Dexamethasone modulates CD2 expression.

Glucocorticoid hormones (GCs) are able to modulate leukocyte activity. We studied the effect of dexamethasone (DEX) on the expression of CD2, an adhesion molecule involved in T-lymphocyte homing and activation. Results of flow cytometry analysis and immunoprecipitation with anti-CD2 monoclonal antibodies (mAbs) indicated that in vitro treatment with DEX augments CD2 expression in transformed T-cell lines. This effect correlated with a rapid increase in the mRNA and was inhibited by actinomycin-D (AD). The DEX-induced CD2 augmentation was transient, peaked at days 1-2 and returned to the levels of untreated controls at days 3-4. It was a dose-dependent phenomenon, mediated by the GC receptor (GCR), because it was inhibited by the GCR antagonist RU486, and was not induced by other steroids such as testosterone and progesterone. This CD2 modulation could presumably contribute to GC-induced effects on T-cell activity.

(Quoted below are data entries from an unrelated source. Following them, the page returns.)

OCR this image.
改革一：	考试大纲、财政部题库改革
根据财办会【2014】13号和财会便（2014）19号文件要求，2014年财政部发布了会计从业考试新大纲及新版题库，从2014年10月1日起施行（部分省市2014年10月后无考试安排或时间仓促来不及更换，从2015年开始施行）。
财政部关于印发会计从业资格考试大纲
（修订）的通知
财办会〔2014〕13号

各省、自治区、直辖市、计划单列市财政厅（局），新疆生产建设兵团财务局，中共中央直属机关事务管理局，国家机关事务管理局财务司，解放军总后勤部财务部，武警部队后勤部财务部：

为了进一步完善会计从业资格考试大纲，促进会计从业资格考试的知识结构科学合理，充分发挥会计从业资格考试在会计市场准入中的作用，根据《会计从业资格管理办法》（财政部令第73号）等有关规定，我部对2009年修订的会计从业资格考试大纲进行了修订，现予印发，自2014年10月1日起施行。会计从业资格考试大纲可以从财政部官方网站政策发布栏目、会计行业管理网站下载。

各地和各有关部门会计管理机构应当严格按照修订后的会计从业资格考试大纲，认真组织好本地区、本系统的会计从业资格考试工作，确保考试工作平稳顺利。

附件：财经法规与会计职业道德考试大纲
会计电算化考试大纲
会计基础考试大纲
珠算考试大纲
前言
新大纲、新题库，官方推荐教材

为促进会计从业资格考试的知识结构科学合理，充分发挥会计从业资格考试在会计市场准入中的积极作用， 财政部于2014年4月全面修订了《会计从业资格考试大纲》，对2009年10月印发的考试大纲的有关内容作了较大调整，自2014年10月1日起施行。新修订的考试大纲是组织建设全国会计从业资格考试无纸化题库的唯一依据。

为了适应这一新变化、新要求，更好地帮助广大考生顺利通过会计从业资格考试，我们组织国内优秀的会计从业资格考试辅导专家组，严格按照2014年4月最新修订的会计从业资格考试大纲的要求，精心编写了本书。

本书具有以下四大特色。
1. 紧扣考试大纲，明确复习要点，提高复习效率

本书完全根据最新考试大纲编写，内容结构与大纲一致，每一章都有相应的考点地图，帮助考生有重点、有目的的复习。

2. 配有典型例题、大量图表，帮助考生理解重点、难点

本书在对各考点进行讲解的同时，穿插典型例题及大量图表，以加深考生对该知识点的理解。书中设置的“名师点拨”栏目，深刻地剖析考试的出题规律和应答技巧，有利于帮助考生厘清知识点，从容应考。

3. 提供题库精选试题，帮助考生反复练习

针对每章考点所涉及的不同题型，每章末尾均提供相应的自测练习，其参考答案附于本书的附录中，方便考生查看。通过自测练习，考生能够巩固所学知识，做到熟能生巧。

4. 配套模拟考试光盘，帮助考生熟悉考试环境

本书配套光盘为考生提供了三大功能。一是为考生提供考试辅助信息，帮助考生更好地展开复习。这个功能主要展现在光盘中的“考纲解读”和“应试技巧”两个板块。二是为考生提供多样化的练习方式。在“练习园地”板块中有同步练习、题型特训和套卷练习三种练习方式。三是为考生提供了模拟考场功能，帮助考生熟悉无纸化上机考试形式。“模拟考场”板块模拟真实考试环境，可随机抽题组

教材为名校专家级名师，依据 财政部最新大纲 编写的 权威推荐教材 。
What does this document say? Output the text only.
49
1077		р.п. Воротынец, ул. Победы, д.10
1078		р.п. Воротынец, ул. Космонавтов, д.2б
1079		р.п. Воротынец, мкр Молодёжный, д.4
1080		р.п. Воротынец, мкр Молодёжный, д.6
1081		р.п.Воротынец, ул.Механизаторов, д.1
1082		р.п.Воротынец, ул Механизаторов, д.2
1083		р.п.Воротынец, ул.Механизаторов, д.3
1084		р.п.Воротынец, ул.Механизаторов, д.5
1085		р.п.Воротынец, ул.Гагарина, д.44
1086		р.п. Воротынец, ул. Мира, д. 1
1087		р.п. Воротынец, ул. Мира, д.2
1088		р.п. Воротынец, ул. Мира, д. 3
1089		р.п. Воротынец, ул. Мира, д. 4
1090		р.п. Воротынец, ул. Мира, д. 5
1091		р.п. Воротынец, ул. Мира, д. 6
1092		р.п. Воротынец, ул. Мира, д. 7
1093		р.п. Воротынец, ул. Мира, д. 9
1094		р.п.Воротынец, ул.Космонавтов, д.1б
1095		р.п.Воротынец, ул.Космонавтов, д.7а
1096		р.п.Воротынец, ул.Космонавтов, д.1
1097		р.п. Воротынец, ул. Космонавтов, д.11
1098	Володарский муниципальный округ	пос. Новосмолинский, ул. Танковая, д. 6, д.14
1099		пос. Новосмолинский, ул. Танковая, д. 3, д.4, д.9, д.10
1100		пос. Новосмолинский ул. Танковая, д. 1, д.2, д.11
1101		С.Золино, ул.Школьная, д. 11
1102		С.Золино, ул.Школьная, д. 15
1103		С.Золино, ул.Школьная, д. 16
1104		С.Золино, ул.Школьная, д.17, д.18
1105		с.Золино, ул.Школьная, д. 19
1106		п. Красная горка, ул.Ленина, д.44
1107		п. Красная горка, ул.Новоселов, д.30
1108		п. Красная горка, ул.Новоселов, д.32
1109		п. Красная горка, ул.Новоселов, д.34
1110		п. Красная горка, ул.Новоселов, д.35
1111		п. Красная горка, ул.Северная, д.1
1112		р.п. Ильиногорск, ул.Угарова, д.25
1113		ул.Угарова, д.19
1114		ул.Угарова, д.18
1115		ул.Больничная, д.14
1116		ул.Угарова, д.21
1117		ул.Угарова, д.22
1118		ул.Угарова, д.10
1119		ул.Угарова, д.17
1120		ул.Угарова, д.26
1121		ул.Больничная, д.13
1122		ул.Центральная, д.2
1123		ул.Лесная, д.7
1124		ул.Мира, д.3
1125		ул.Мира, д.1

T cell receptor iota an alternatively spliced product of the T cell receptor zeta gene.

It has been previously suggested that three alternative splicings of the murine T cell receptor (TCR) zeta gene are involved in the regulation of TCR/CD3 transduction signals. We here describe a new alternative splicing of this gene (TCR iota), cloned by reverse transcriptase-polymerase chain reaction, that is encoded by exons 1-7 and 10. The protein putatively encoded by TCR iota mRNA differs in its carboxy terminus from that coded by TCR0 as a consequence of the reading frame shift of exon 10. The possible role of this new splicing in TCR modulation is briefly discussed.